Little Fires Everywhere
Celeste Ng (2017)
“In a suburb designed for perfect lives, two mothers collide over a custody battle that forces everyone to choose between rules and justice — and the town burns.”
Why This Book Matters
Debuted at #1 on the New York Times bestseller list. A selection for Reese Witherspoon's book club, which directly preceded the Hulu adaptation. One of the most-read American literary novels of the late 2010s.
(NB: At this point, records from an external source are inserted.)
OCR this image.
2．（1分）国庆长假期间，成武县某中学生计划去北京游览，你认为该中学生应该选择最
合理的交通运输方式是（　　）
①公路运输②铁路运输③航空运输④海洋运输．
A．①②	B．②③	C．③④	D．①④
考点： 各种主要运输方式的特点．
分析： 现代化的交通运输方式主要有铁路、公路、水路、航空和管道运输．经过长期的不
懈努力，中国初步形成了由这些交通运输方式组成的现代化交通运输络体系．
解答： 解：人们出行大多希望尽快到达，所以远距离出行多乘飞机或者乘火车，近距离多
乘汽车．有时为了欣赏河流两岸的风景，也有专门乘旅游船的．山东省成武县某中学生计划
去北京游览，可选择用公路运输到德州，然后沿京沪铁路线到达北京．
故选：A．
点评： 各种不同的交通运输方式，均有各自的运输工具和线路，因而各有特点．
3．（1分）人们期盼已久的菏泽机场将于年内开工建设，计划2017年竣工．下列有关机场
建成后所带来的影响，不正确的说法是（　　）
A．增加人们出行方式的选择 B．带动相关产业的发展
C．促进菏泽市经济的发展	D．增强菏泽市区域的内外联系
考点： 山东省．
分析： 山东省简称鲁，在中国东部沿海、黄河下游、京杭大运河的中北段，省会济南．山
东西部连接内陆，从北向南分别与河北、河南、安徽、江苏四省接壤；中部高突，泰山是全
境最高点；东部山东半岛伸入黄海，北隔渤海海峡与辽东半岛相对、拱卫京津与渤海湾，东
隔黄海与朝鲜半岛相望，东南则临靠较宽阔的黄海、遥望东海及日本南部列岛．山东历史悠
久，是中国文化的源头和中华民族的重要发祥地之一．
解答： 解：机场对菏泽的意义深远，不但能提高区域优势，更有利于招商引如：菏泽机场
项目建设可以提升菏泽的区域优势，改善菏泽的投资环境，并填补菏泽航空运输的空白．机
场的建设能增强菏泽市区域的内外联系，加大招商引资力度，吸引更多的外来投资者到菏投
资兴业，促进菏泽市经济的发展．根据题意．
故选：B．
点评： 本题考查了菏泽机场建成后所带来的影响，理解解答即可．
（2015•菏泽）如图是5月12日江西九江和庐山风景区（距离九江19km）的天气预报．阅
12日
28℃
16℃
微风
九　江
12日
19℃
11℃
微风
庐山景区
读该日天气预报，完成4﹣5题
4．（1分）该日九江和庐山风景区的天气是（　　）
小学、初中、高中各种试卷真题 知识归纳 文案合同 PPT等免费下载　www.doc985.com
Regularly assigned in AP English courses for its treatment of race, class, and motherhood as structurally interlocking rather than separate issues.
Firsts & Innovations
One of the first major literary novels to center Chinese-American immigrant experience in a predominantly white community setting
Pioneered the 'dual-family' structure as a vehicle for class and race analysis in contemporary domestic fiction
Demonstrated that literary fiction could address transracial adoption and reproductive ethics without reducing either to polemic
Cultural Impact
The Hulu adaptation (2020) prompted widespread discussion about the novel's racial politics and the decision to recast Elena's family
Became a touchstone text in discussions about 'white liberal' complicity in structural racism
The phrase 'little fires everywhere' entered use as shorthand for distributed, systemic forms of resistance
Frequently paired in school curricula with novels about suburban conformity (The Handmaid's Tale, Rabbit, Run) and race (The Hate U Give, Americanah)
Banned & Challenged
Challenged in several school districts for content related to abortion, underage sexual activity, and critical portrayal of adoptive families. The abortion subplot — in which a high school student obtains one using a friend's name — has drawn the most objections.